College recruiting information
| Name | Hometown | School | Height | Weight | Commit date |
| Brian Wanamaker SG | Philadelphia, Pennsylvania | Roman Catholic | 6 ft 2 in (1.88 m) | 187.5 lb (85.0 kg) | Apr 16, 2007 |
Recruit ratings: 247Sports: (89)
Overall recruit ranking: 247Sports: 325, 73 (SG), 13 (PA) ESPN: 47 (SG)
Note: In many cases, Scout, Rivals, 247Sports, On3, and ESPN may conflict in their listings of height and weight.; In these cases, the average was taken. ESPN grades are on a 100-point scale.; Sources: "2007 Player Commitments – Central Connecticut". ESPN. Retrieved January 16, 2018.; "2007 Team Ranking". Rivals. Retrieved January 16, 2018.;

== College career ==
After committing on April 16, 2007, Wanamaker played one season of college basketball with Central Connecticut at the NCAA Division I level. He received very limited playing time, playing 14 games as a freshman but averaging only 2.9 minutes per game. He recorded his only field goal in the season on January 19, 2008 against Fairleigh Dickinson.

For his sophomore season, Wanamaker transferred to Lon Morris College in Jacksonville, Texas. He played basketball under head coach Dale Dotson in the National Junior College Athletic Association (NJCAA). At Lon Morris, he averaged 9.3 points, 4.3 rebounds, 4.2 assists, and 2.2 steals per game en route to a conference title and a 26–6 record.

In 2009, Wanamaker transferred again to Texas Wesleyan University, where he played two seasons of basketball at the National Association of Intercollegiate Athletics (NAIA) level. In a three-game stretch as a junior, he averaged a double-double of 12 points and 10 rebounds, earning back-to-back Player of the Week honors in the Red River Athletic Conference (RRAC). As a senior, after averaging 19.2 points, 5.4 rebounds, and 4.9 assists per game, he was named NAIA Division I First-Team All-American and RRAC Player of the Year.

== Professional career ==
On November 3, 2011, Wanamaker was selected by the Fort Wayne Mad Ants with the tenth pick in the seventh round of the 2011 NBA Development League Draft. About two weeks later, the team waived him.

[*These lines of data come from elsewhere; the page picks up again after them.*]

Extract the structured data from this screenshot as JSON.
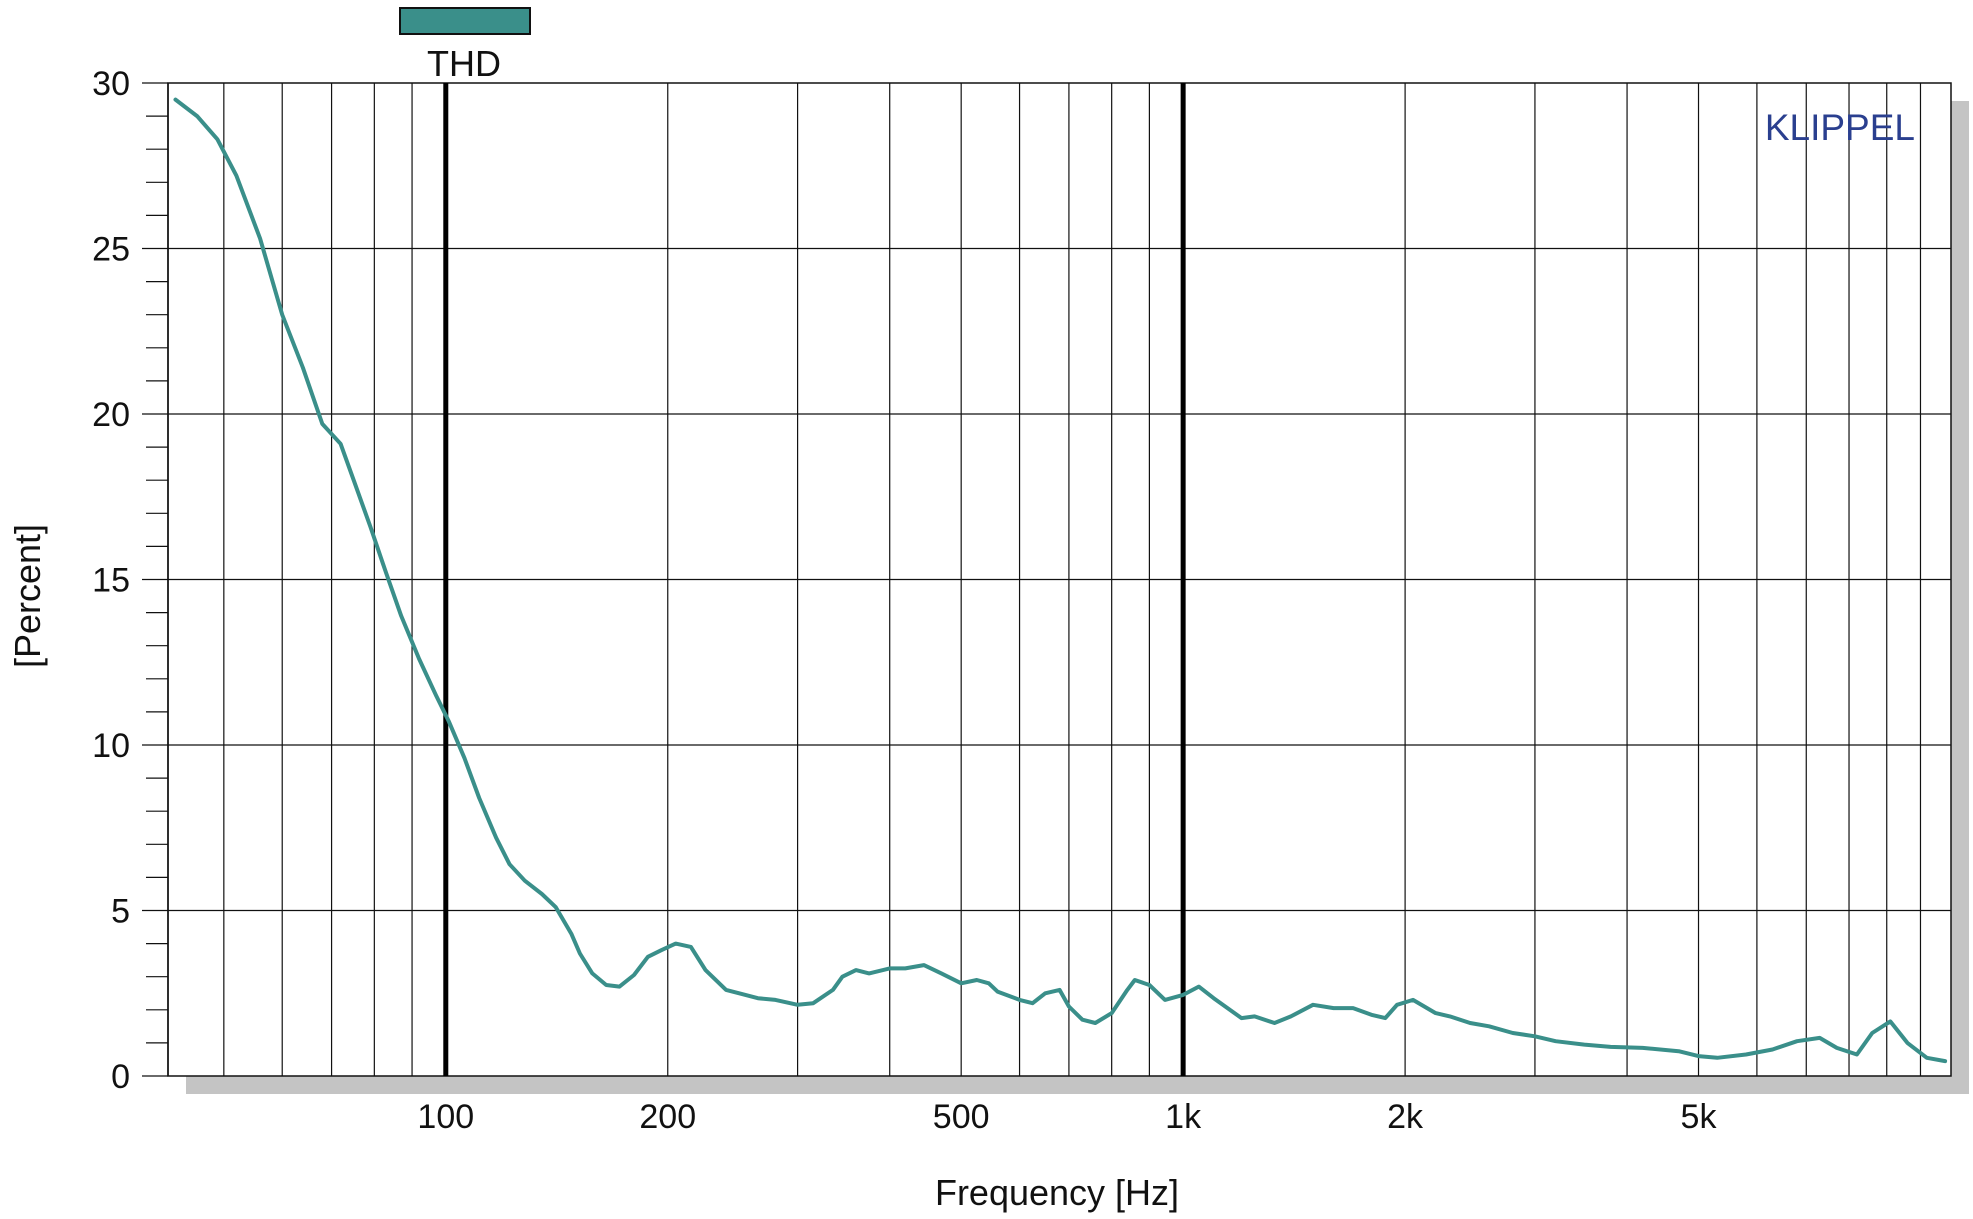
{
  "chart_data": {
    "type": "line",
    "xlabel": "Frequency [Hz]",
    "ylabel": "[Percent]",
    "x_scale": "log",
    "xlim": [
      42,
      11000
    ],
    "ylim": [
      0,
      30
    ],
    "x_ticks": [
      {
        "value": 100,
        "label": "100"
      },
      {
        "value": 200,
        "label": "200"
      },
      {
        "value": 500,
        "label": "500"
      },
      {
        "value": 1000,
        "label": "1k"
      },
      {
        "value": 2000,
        "label": "2k"
      },
      {
        "value": 5000,
        "label": "5k"
      }
    ],
    "y_ticks": [
      {
        "value": 0,
        "label": "0"
      },
      {
        "value": 5,
        "label": "5"
      },
      {
        "value": 10,
        "label": "10"
      },
      {
        "value": 15,
        "label": "15"
      },
      {
        "value": 20,
        "label": "20"
      },
      {
        "value": 25,
        "label": "25"
      },
      {
        "value": 30,
        "label": "30"
      }
    ],
    "x_gridlines": [
      50,
      60,
      70,
      80,
      90,
      100,
      200,
      300,
      400,
      500,
      600,
      700,
      800,
      900,
      1000,
      2000,
      3000,
      4000,
      5000,
      6000,
      7000,
      8000,
      9000,
      10000
    ],
    "y_gridlines": [
      5,
      10,
      15,
      20,
      25
    ],
    "markers": [
      100,
      1000
    ],
    "grid": true,
    "legend_position": "top-left",
    "brand": "KLIPPEL",
    "series": [
      {
        "name": "THD",
        "color": "#3a8f8a",
        "x": [
          43,
          46,
          49,
          52,
          56,
          60,
          64,
          68,
          72,
          75,
          79,
          83,
          87,
          92,
          97,
          101,
          106,
          111,
          117,
          122,
          128,
          135,
          141,
          148,
          152,
          158,
          165,
          172,
          180,
          188,
          196,
          205,
          215,
          225,
          240,
          250,
          265,
          280,
          300,
          315,
          335,
          345,
          360,
          375,
          400,
          420,
          445,
          470,
          500,
          525,
          545,
          560,
          600,
          625,
          650,
          680,
          700,
          730,
          760,
          800,
          840,
          860,
          900,
          945,
          1000,
          1050,
          1100,
          1200,
          1250,
          1330,
          1400,
          1500,
          1600,
          1700,
          1800,
          1880,
          1950,
          2050,
          2200,
          2300,
          2450,
          2600,
          2800,
          3000,
          3200,
          3500,
          3800,
          4200,
          4700,
          5000,
          5300,
          5800,
          6300,
          6800,
          7300,
          7700,
          8200,
          8600,
          9100,
          9600,
          10200,
          10800
        ],
        "y": [
          29.5,
          29.0,
          28.3,
          27.2,
          25.3,
          23.0,
          21.4,
          19.7,
          19.1,
          18.0,
          16.6,
          15.2,
          13.9,
          12.6,
          11.5,
          10.7,
          9.6,
          8.4,
          7.2,
          6.4,
          5.9,
          5.5,
          5.1,
          4.3,
          3.7,
          3.1,
          2.75,
          2.7,
          3.05,
          3.6,
          3.8,
          4.0,
          3.9,
          3.2,
          2.6,
          2.5,
          2.35,
          2.3,
          2.15,
          2.2,
          2.6,
          3.0,
          3.2,
          3.1,
          3.25,
          3.25,
          3.35,
          3.1,
          2.8,
          2.9,
          2.8,
          2.55,
          2.3,
          2.2,
          2.5,
          2.6,
          2.1,
          1.7,
          1.6,
          1.9,
          2.6,
          2.9,
          2.75,
          2.3,
          2.45,
          2.7,
          2.35,
          1.75,
          1.8,
          1.6,
          1.8,
          2.15,
          2.05,
          2.05,
          1.85,
          1.75,
          2.15,
          2.3,
          1.9,
          1.8,
          1.6,
          1.5,
          1.3,
          1.2,
          1.05,
          0.95,
          0.88,
          0.85,
          0.75,
          0.6,
          0.55,
          0.65,
          0.8,
          1.05,
          1.15,
          0.85,
          0.65,
          1.3,
          1.65,
          1.0,
          0.55,
          0.45
        ]
      }
    ]
  }
}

In 2012, Wanamaker took part the Eurobasket Summer League (ESL) in Las Vegas, where he played for Union Monaco. After five games in the exposure camp, he averaged 6.6 points, 3.6 rebounds, and 2.2 assists per game. In the following summer, he competed in the WorldwideSM Invitational camp at the University of Nevada, Las Vegas. Later that year, Wanamaker played for s.Oliver Baskets of the Basketball Bundesliga for the preseason. In 2014, he returned to the ESL and competed in Brooklyn for Team Buenos Aires and in Las Vegas for Team Monaco. In Brooklyn, he was named league MVP.

For the 2014–15 season, Wanamaker signed with TSV Tröster Breitengüßbach of the Regionalliga, the fourth-best basketball league in Germany. In two games, he averaged 19.5 points, 4.0 rebounds, 5.0 assists, and 2.5 steals per game. Wanamaker completed the season with the Regionalliga team BC Erfurt, averaging 25.9 points, 7.3 rebounds, 3.2 assists, and 2.9 steals. He remained with Erfurt for the following season and was averaging 20.8 points, 7.6 rebounds, 4.0 assists, and 3.4 steals after 17 games.

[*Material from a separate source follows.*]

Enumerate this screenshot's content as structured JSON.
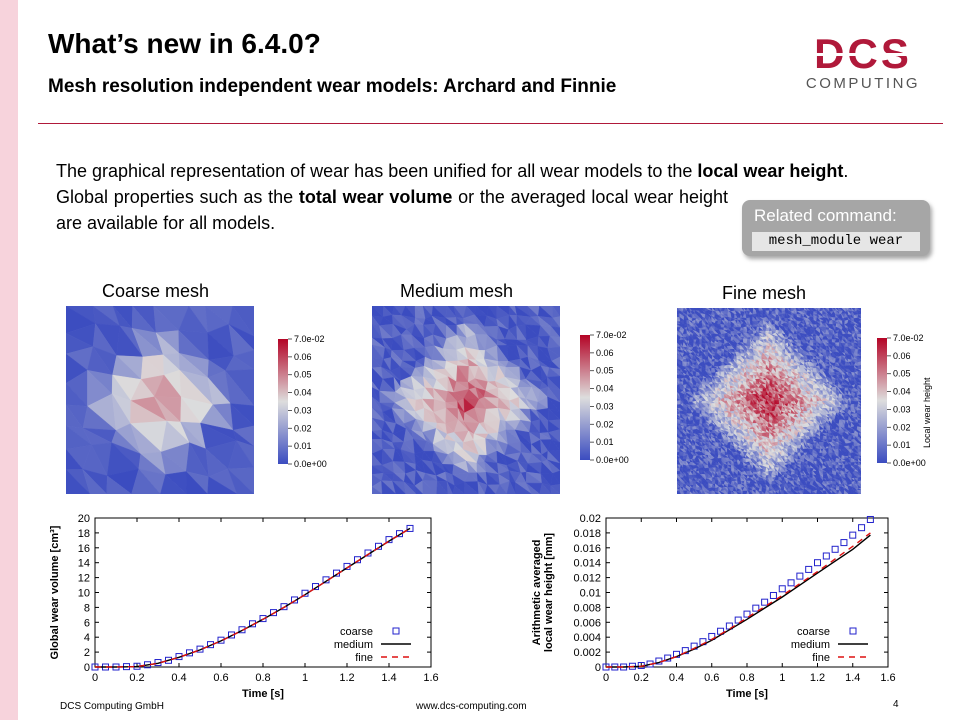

In 2016, Wanamaker moved to Lithuania to play for BC Šilutė of the National Basketball League, the second-best league in the country. In 44 games, he averaged 13.3 points, 5.3 rebounds, 4.3 assists, and 2.3 steals per game. For 2017–18, Wanamaker joined BC Vytis in the NKL. On December 12, 2017, he was named NKL Player of the Week by Eurobasket.com after helping defeat Šilutė with 25 points, four rebounds, and six assists.

==Personal life==
Wanamaker is the twin brother of former NBA and Pittsburgh college player Brad Wanamaker.